Il continuait l'exécution du navire. Il avait déjà fracassé quatre autres pièces et fait dans la muraille deux crevasses, heureusement au-dessus de la flottaison, mais par où l'eau entrerait, s'il survenait une bourrasque. Il se ruait frénétiquement sur la membrure; les porques très robustes résistaient, les bois courbes ont une solidité particulière; mais on entendait leurs craquements sous cette massue démesurée, frappant, avec une sorte d'ubiquité inouïe, de tous les côtés à la fois. Un grain de plomb secoué dans une bouteille n'a pas des percussions plus insensées et plus rapides. Les quatre roues passaient et repassaient sur les hommes tués, les coupaient, les dépeçaient et les déchiquetaient, et des cinq cadavres avaient fait vingt tronçons qui roulaient à travers la batterie; les têtes mortes semblaient crier; des ruisseaux de sang se tordaient sur le plancher selon les balancements du roulis. Le vaigrage, avarié en plusieurs endroits, commençait à s'entr'ouvrir. Tout le navire était plein d'un bruit monstrueux.
Le capitaine avait promptement repris son sang-froid, et sur son ordre ou avait jeté par le carré, dans l'entre-pont, tout ce qui pouvait amortir et entraver la course effrénée du canon, les matelas, les hamacs, les rechanges de voiles, les rouleaux de cordages, les sacs d'équipage, et les ballots de faux assignats dont la corvette avait tout un chargement, cette infamie anglaise étant regardée comme de bonne guerre.

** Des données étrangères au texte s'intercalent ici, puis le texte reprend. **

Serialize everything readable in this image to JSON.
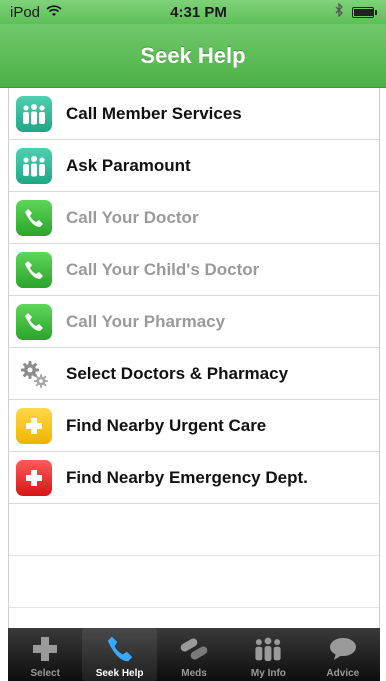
{
  "status_bar": {
    "carrier": "iPod",
    "time": "4:31 PM"
  },
  "nav": {
    "title": "Seek Help"
  },
  "list": {
    "items": [
      {
        "label": "Call Member Services",
        "icon": "people-icon",
        "color": "#1fa785",
        "enabled": true
      },
      {
        "label": "Ask Paramount",
        "icon": "people-icon",
        "color": "#1fa785",
        "enabled": true
      },
      {
        "label": "Call Your Doctor",
        "icon": "phone-icon",
        "color": "#2aa42a",
        "enabled": false
      },
      {
        "label": "Call Your Child's Doctor",
        "icon": "phone-icon",
        "color": "#2aa42a",
        "enabled": false
      },
      {
        "label": "Call Your Pharmacy",
        "icon": "phone-icon",
        "color": "#2aa42a",
        "enabled": false
      },
      {
        "label": "Select Doctors & Pharmacy",
        "icon": "gears-icon",
        "color": "#888888",
        "enabled": true
      },
      {
        "label": "Find Nearby Urgent Care",
        "icon": "plus-icon",
        "color": "#f0b400",
        "enabled": true
      },
      {
        "label": "Find Nearby Emergency Dept.",
        "icon": "plus-icon",
        "color": "#d61616",
        "enabled": true
      }
    ]
  },
  "tabbar": {
    "tabs": [
      {
        "label": "Select",
        "icon": "plus-icon",
        "active": false
      },
      {
        "label": "Seek Help",
        "icon": "phone-icon",
        "active": true
      },
      {
        "label": "Meds",
        "icon": "pills-icon",
        "active": false
      },
      {
        "label": "My Info",
        "icon": "people-icon",
        "active": false
      },
      {
        "label": "Advice",
        "icon": "speech-bubble-icon",
        "active": false
      }
    ]
  },
  "colors": {
    "header_green": "#4db047",
    "tab_active_blue": "#35a8ff"
  }
}
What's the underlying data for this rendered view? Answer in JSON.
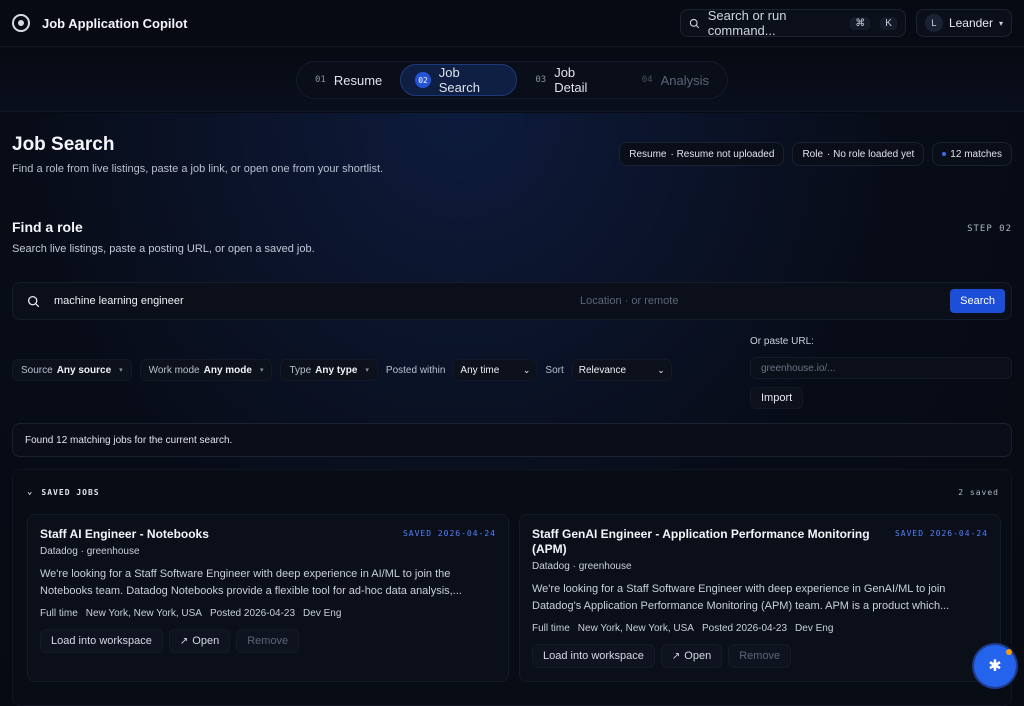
{
  "app": {
    "title": "Job Application Copilot"
  },
  "command": {
    "placeholder": "Search or run command...",
    "kbd1": "⌘",
    "kbd2": "K"
  },
  "user": {
    "initial": "L",
    "name": "Leander"
  },
  "stepper": [
    {
      "num": "01",
      "label": "Resume"
    },
    {
      "num": "02",
      "label": "Job Search"
    },
    {
      "num": "03",
      "label": "Job Detail"
    },
    {
      "num": "04",
      "label": "Analysis"
    }
  ],
  "header": {
    "title": "Job Search",
    "subtitle": "Find a role from live listings, paste a job link, or open one from your shortlist.",
    "chips": {
      "resume_key": "Resume",
      "resume_val": "· Resume not uploaded",
      "role_key": "Role",
      "role_val": "· No role loaded yet",
      "matches": "12 matches"
    }
  },
  "find": {
    "title": "Find a role",
    "subtitle": "Search live listings, paste a posting URL, or open a saved job.",
    "step": "STEP 02"
  },
  "search": {
    "query": "machine learning engineer",
    "location_placeholder": "Location · or remote",
    "button": "Search"
  },
  "filters": {
    "source_label": "Source",
    "source_value": "Any source",
    "workmode_label": "Work mode",
    "workmode_value": "Any mode",
    "type_label": "Type",
    "type_value": "Any type",
    "posted_label": "Posted within",
    "posted_value": "Any time",
    "sort_label": "Sort",
    "sort_value": "Relevance"
  },
  "paste": {
    "label": "Or paste URL:",
    "placeholder": "greenhouse.io/...",
    "button": "Import"
  },
  "found_text": "Found 12 matching jobs for the current search.",
  "saved": {
    "heading": "SAVED JOBS",
    "count": "2 saved",
    "cards": [
      {
        "title": "Staff AI Engineer - Notebooks",
        "date": "SAVED 2026-04-24",
        "company": "Datadog · greenhouse",
        "desc": "We're looking for a Staff Software Engineer with deep experience in AI/ML to join the Notebooks team. Datadog Notebooks provide a flexible tool for ad-hoc data analysis,...",
        "meta": [
          "Full time",
          "New York, New York, USA",
          "Posted 2026-04-23",
          "Dev Eng"
        ],
        "load": "Load into workspace",
        "open": "Open",
        "remove": "Remove"
      },
      {
        "title": "Staff GenAI Engineer - Application Performance Monitoring (APM)",
        "date": "SAVED 2026-04-24",
        "company": "Datadog · greenhouse",
        "desc": "We're looking for a Staff Software Engineer with deep experience in GenAI/ML to join Datadog's Application Performance Monitoring (APM) team. APM is a product which...",
        "meta": [
          "Full time",
          "New York, New York, USA",
          "Posted 2026-04-23",
          "Dev Eng"
        ],
        "load": "Load into workspace",
        "open": "Open",
        "remove": "Remove"
      }
    ]
  },
  "colors": {
    "accent": "#1d4ed8",
    "saved_date": "#4f82ff"
  }
}
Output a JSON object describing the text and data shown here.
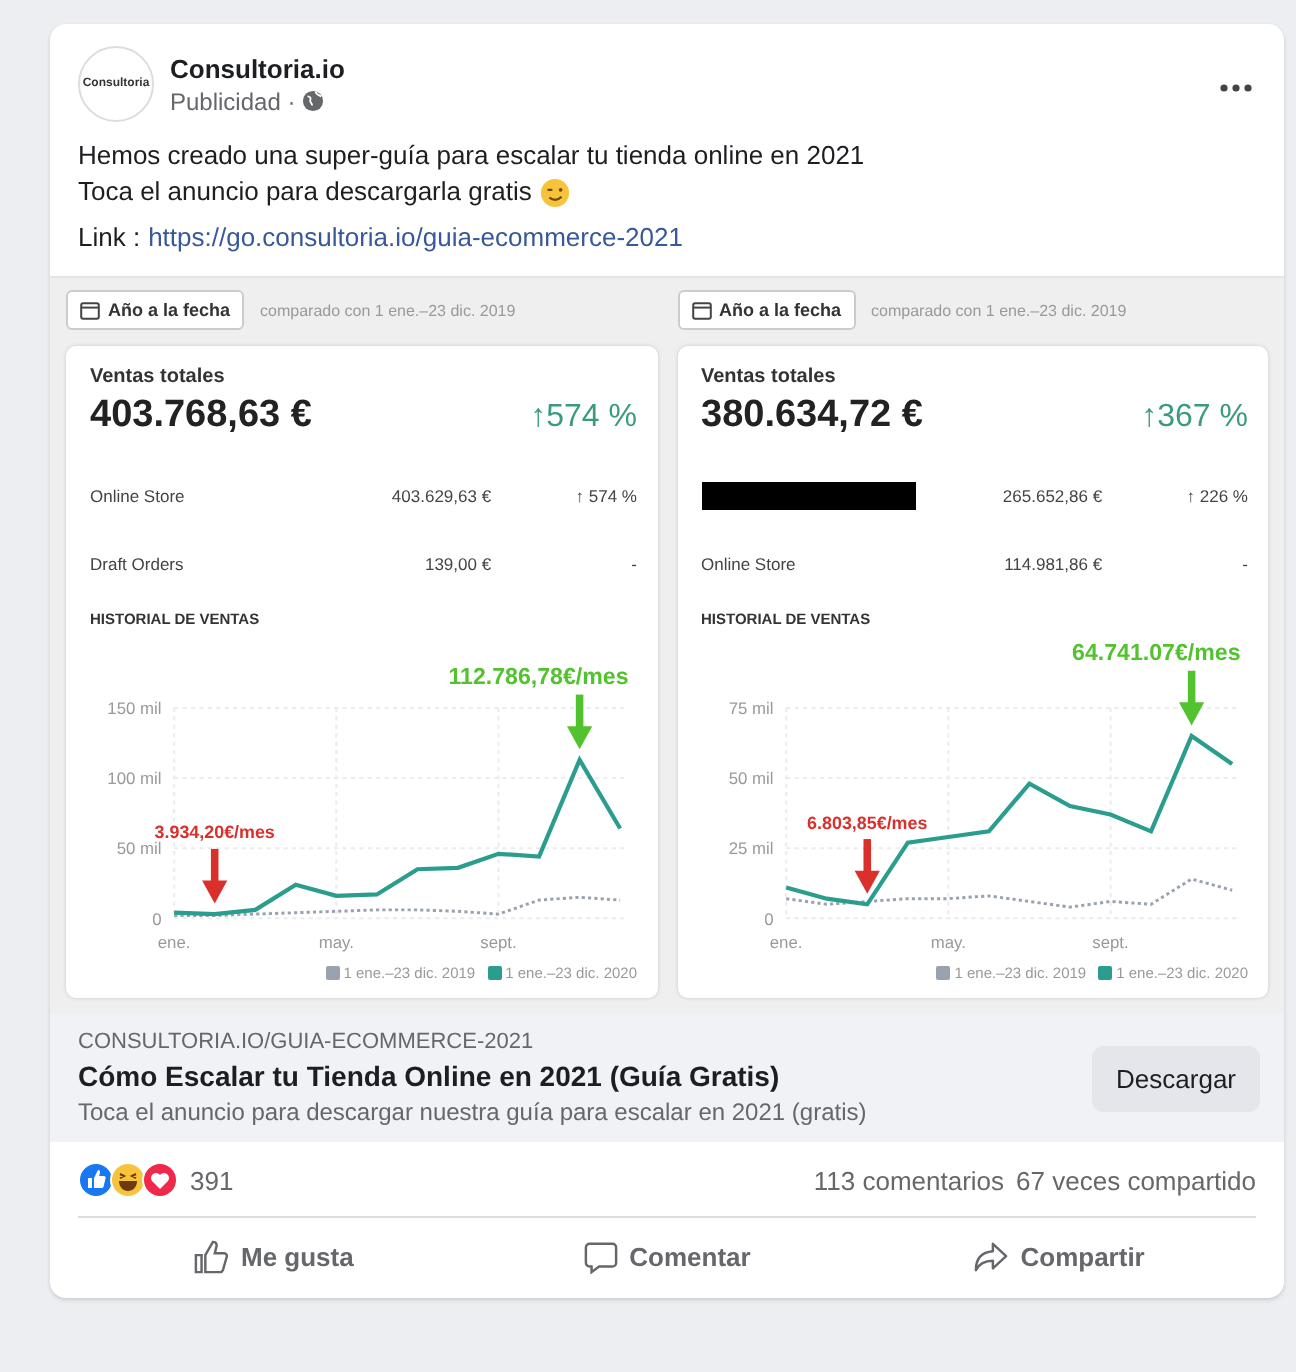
{
  "post": {
    "author": "Consultoria.io",
    "avatar_text": "Consultoria",
    "meta": "Publicidad ·",
    "lines": [
      "Hemos creado una super-guía para escalar tu tienda online en 2021",
      "Toca el anuncio para descargarla gratis"
    ],
    "link_label": "Link :",
    "link": "https://go.consultoria.io/guia-ecommerce-2021"
  },
  "dashboards": [
    {
      "range_button": "Año a la fecha",
      "compare": "comparado con 1 ene.–23 dic. 2019",
      "title": "Ventas totales",
      "total": "403.768,63 €",
      "change": "↑574 %",
      "rows": [
        {
          "label": "Online Store",
          "redacted": false,
          "amount": "403.629,63 €",
          "change": "↑ 574 %"
        },
        {
          "label": "Draft Orders",
          "redacted": false,
          "amount": "139,00 €",
          "change": "-"
        }
      ],
      "history_title": "HISTORIAL DE VENTAS",
      "chart_data": {
        "type": "line",
        "categories": [
          "ene.",
          null,
          null,
          null,
          "may.",
          null,
          null,
          null,
          "sept.",
          null,
          null,
          null
        ],
        "ylim": [
          0,
          150
        ],
        "grid": true,
        "yticks": [
          {
            "value": 0,
            "label": "0"
          },
          {
            "value": 50,
            "label": "50 mil"
          },
          {
            "value": 100,
            "label": "100 mil"
          },
          {
            "value": 150,
            "label": "150 mil"
          }
        ],
        "series": [
          {
            "name": "1 ene.–23 dic. 2019",
            "color": "#9aa3ad",
            "line_style": "dotted",
            "values": [
              2,
              2,
              3,
              4,
              5,
              6,
              6,
              5,
              3,
              13,
              15,
              13
            ]
          },
          {
            "name": "1 ene.–23 dic. 2020",
            "color": "#2a9d8f",
            "line_style": "solid",
            "values": [
              4,
              3,
              6,
              24,
              16,
              17,
              35,
              36,
              46,
              44,
              113,
              64
            ]
          }
        ],
        "annotations": [
          "3.934,20€/mes",
          "112.786,78€/mes"
        ]
      }
    },
    {
      "range_button": "Año a la fecha",
      "compare": "comparado con 1 ene.–23 dic. 2019",
      "title": "Ventas totales",
      "total": "380.634,72 €",
      "change": "↑367 %",
      "rows": [
        {
          "redacted": true,
          "amount": "265.652,86 €",
          "change": "↑ 226 %"
        },
        {
          "label": "Online Store",
          "redacted": false,
          "amount": "114.981,86 €",
          "change": "-"
        }
      ],
      "history_title": "HISTORIAL DE VENTAS",
      "chart_data": {
        "type": "line",
        "categories": [
          "ene.",
          null,
          null,
          null,
          "may.",
          null,
          null,
          null,
          "sept.",
          null,
          null,
          null
        ],
        "ylim": [
          0,
          75
        ],
        "grid": true,
        "yticks": [
          {
            "value": 0,
            "label": "0"
          },
          {
            "value": 25,
            "label": "25 mil"
          },
          {
            "value": 50,
            "label": "50 mil"
          },
          {
            "value": 75,
            "label": "75 mil"
          }
        ],
        "series": [
          {
            "name": "1 ene.–23 dic. 2019",
            "color": "#9aa3ad",
            "line_style": "dotted",
            "values": [
              7,
              5,
              6,
              7,
              7,
              8,
              6,
              4,
              6,
              5,
              14,
              10
            ]
          },
          {
            "name": "1 ene.–23 dic. 2020",
            "color": "#2a9d8f",
            "line_style": "solid",
            "values": [
              11,
              7,
              5,
              27,
              29,
              31,
              48,
              40,
              37,
              31,
              65,
              55
            ]
          }
        ],
        "annotations": [
          "6.803,85€/mes",
          "64.741.07€/mes"
        ]
      }
    }
  ],
  "preview": {
    "domain": "CONSULTORIA.IO/GUIA-ECOMMERCE-2021",
    "title": "Cómo Escalar tu Tienda Online en 2021 (Guía Gratis)",
    "description": "Toca el anuncio para descargar nuestra guía para escalar en 2021 (gratis)",
    "button": "Descargar"
  },
  "stats": {
    "reactions": "391",
    "comments": "113 comentarios",
    "shares": "67 veces compartido"
  },
  "actions": [
    {
      "kind": "like",
      "label": "Me gusta"
    },
    {
      "kind": "comment",
      "label": "Comentar"
    },
    {
      "kind": "share",
      "label": "Compartir"
    }
  ]
}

Mais que pouvaient faire ces chiffons, personne n'osant descendre pour les disposer comme il eût fallu? En quelques minutes ce fut de la charpie.
Il y avait juste assez de mer pour que l'accident fût aussi complet que possible. Une tempête eût été désirable; elle eût peut-être culbuté le canon, et une fois les quatre roues en l'air, on eût pu s'en rendre maître.
Cependant le ravage s'aggravait. Il y avait des écorchures et même des fractures aux mâts, qui, emboîtés dans la charpente de la quille, traversent les étages des navires et y font comme de gros piliers ronds. Sous les frappements convulsifs du canon, le mât de misaine s'était lézardé, le grand mât lui-même était entamé. La batterie se disloquait. Dix pièces sur trente étaient hors de combat; les brèches au bordage se multipliaient, et la corvette commençait à faire eau.
Le vieux passager descendu dans l'entre-pont semblait un homme de pierre au bas de l'escalier. Il jetait sur cette dévastation un oeil sévère. Il ne bougeait point. Il paraissait impossible de faire un pas dans la batterie.
Chaque mouvement de la caronade en liberté ébauchait l'effondrement du navire. Encore quelques instants, et le naufrage était inévitable.
Il fallait périr ou couper court au désastre; prendre un parti; mais lequel?
Quelle combattante que cette caronade!
Il s'agissait d'arrêter cette épouvantable folle.